The scale of legacy paper is what makes the learned step non-negotiable. Public archives alone run to staggering counts: the Texas Railroad Commission raster set we work from holds 136,771 scanned TIF log images against only 7,781 born-digital LAS files, so the overwhelming majority of the record exists only as pictures. A morphology-only pipeline tuned to one scan quality cannot survive that variance, and hand-digitising it is not a real option at that volume. A network that learns the curve from examples, scaffolded by the classical geometry it cannot do well itself, can.
That is the quiet payoff of sixty years of document-image research. Reading a curve off a scan was never a single invention.
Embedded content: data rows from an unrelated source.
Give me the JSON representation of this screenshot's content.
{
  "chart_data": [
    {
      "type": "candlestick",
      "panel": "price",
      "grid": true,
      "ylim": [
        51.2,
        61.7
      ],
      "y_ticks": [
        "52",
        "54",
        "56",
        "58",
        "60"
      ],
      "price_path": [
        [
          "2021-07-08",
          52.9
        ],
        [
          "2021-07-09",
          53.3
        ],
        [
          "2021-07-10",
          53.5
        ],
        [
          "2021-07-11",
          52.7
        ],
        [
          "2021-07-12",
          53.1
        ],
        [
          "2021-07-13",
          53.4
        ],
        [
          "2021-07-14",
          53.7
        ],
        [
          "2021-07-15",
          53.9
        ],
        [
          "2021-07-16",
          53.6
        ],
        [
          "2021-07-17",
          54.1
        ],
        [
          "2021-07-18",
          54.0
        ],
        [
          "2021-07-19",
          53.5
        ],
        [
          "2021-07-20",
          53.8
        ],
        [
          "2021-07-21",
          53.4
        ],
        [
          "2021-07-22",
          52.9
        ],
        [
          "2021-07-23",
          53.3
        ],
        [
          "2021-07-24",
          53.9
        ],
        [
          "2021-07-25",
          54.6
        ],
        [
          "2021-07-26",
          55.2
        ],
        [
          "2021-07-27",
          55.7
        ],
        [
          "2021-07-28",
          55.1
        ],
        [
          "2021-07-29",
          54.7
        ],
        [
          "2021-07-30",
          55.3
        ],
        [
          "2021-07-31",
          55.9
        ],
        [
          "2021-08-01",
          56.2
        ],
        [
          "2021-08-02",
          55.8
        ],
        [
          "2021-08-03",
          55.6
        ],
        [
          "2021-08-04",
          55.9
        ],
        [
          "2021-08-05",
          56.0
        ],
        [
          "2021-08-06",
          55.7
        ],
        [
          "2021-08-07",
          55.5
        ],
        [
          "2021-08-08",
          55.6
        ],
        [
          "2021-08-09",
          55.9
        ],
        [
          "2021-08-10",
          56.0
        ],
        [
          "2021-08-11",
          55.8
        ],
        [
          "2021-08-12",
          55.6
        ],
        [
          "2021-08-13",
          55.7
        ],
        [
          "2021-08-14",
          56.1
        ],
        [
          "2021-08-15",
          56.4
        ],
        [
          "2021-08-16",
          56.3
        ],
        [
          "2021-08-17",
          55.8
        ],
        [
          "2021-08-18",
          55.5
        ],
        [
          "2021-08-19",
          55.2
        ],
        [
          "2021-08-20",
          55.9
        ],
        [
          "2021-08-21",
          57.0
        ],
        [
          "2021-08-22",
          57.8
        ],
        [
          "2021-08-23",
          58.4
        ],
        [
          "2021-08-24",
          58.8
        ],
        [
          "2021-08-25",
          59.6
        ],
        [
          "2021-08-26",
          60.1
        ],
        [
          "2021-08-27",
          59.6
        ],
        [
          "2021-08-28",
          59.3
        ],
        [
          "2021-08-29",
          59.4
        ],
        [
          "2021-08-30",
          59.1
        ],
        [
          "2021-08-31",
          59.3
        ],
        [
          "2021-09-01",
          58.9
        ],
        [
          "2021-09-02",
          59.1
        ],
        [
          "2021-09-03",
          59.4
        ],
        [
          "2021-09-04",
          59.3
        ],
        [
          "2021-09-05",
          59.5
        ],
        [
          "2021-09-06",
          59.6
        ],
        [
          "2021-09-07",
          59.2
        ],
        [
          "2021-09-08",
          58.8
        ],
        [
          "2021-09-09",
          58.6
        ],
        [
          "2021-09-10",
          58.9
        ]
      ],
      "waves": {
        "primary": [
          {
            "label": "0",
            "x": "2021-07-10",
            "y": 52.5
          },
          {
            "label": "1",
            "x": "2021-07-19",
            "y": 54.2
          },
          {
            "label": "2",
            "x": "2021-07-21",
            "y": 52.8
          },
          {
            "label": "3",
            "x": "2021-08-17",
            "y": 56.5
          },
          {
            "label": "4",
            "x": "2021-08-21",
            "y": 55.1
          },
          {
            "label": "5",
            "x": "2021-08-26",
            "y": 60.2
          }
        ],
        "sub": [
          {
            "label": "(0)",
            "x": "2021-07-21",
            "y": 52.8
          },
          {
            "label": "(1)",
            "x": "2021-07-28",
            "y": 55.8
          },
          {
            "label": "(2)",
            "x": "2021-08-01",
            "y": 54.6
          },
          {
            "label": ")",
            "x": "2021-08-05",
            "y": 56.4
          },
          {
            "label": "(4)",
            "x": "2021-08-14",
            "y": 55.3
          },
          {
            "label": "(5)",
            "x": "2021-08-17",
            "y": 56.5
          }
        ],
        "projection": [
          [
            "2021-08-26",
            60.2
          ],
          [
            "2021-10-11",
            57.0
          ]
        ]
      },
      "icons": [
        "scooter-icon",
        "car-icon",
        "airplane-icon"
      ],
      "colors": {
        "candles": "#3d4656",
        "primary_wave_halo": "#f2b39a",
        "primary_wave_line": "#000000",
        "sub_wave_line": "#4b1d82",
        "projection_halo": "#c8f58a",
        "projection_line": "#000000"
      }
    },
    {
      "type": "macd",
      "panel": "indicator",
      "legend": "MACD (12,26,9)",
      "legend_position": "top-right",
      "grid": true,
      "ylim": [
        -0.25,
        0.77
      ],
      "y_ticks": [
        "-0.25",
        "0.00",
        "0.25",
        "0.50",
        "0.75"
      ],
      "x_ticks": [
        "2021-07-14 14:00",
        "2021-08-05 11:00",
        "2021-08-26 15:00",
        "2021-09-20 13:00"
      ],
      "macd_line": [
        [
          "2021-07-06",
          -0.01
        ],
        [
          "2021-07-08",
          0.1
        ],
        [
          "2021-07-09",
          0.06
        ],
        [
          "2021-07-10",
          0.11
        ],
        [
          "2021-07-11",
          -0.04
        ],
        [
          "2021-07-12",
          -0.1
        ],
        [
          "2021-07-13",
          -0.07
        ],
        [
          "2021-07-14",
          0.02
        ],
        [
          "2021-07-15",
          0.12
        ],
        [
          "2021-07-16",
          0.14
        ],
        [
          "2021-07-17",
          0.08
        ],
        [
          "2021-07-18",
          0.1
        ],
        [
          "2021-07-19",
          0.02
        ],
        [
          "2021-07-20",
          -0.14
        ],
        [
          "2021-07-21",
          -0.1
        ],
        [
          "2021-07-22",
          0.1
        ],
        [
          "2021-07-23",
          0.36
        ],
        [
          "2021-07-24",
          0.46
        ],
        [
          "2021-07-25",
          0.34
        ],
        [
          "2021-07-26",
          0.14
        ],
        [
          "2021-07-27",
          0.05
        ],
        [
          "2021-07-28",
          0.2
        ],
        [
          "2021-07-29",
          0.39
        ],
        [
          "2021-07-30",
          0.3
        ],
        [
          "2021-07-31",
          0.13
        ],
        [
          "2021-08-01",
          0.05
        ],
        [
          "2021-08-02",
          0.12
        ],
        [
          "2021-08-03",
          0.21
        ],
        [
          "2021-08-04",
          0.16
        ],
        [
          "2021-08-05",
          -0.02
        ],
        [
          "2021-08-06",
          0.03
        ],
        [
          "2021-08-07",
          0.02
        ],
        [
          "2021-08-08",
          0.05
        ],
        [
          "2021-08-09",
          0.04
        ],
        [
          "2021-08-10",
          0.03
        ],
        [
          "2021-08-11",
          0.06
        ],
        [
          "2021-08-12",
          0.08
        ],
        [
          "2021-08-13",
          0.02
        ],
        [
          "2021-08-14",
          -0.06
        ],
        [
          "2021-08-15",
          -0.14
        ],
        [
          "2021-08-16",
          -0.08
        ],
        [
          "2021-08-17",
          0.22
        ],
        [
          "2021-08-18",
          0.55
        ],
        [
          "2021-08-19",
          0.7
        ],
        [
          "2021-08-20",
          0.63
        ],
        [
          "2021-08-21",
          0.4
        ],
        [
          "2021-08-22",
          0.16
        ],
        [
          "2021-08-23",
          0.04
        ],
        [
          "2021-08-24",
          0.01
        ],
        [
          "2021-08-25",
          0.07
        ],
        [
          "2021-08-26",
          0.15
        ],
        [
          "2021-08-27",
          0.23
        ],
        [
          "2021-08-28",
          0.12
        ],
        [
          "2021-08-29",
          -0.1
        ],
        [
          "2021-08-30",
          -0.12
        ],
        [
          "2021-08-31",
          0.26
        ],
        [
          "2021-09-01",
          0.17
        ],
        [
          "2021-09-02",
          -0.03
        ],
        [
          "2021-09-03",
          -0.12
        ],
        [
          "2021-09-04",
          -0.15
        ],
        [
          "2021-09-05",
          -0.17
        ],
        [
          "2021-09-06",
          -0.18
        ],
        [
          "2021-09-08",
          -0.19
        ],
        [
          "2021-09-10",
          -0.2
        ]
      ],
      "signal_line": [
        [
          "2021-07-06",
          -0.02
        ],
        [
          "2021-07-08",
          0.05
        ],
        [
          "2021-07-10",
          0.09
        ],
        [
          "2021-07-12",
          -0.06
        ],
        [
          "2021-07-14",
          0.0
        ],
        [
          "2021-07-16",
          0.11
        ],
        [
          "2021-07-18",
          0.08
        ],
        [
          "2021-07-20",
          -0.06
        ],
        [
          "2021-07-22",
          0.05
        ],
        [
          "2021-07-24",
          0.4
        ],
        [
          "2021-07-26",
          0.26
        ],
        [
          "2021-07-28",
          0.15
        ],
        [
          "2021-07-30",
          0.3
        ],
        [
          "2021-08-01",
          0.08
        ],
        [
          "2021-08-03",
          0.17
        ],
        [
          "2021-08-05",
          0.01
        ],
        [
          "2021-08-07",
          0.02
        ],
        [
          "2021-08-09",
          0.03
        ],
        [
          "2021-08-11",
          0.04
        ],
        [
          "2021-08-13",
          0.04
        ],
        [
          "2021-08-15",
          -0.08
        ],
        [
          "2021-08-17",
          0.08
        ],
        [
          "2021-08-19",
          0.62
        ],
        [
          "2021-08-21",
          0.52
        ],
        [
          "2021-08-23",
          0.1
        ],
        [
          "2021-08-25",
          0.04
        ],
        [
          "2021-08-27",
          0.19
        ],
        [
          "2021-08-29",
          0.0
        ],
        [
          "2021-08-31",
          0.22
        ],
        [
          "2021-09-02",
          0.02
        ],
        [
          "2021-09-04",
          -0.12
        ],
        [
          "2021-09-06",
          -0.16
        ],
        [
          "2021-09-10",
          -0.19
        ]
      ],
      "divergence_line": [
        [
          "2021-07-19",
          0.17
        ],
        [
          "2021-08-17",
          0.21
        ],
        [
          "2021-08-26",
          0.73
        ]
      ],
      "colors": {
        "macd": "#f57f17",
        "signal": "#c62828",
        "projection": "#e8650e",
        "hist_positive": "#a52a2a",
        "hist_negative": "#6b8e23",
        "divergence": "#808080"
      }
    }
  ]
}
It was a slow accumulation, a voting scheme for lines, a calculus for cleaning strokes, a network that labels pixels, skip connections that keep thin structure alive, and attention that reasons across the page, and only with the whole stack in hand does turning a filing cabinet of paper logs into queryable digital curves become an engineering task rather than a research gamble.
Key takeaways
- Line and curve extraction from scanned documents is a sixty-year lineage, not a single method: the 1962 Hough transform detects parametric shapes by voting in parameter space, and remains the right tool for rigid structure like log gridlines.
- Mathematical morphology (erosion, dilation, thinning, gridline elimination) cleans and skeletonises strokes before any learning step; careful classical pipelines were still credible for well-log digitisation as recently as 2019, but they are brittle to scan quality.
- Fully convolutional networks (2015) turned segmentation into learned per-pixel labelling; U-Net's encoder-decoder with skip connections preserves thin-structure detail and learns from scarce labels, which is why it became the workhorse for curve-shaped targets.
- Encoder-decoder refinements (atrous convolution for multi-scale context) and self-attention (long-range continuity at the bottleneck) extend rather than replace the U-Net frame. VeerNet's five-stage encoder, two attention layers, and five-stage decoder sit at the end of this chain.
- The methods compose rather than compete: classical geometry handles deterministic structure, the learned network traces free-form curves no rule survives. That combination is what makes digitising legacy raster archives (136,771 scanned TIF logs against 7,781 digital LAS files in the public Texas RRC set) an engineering task rather than a research gamble.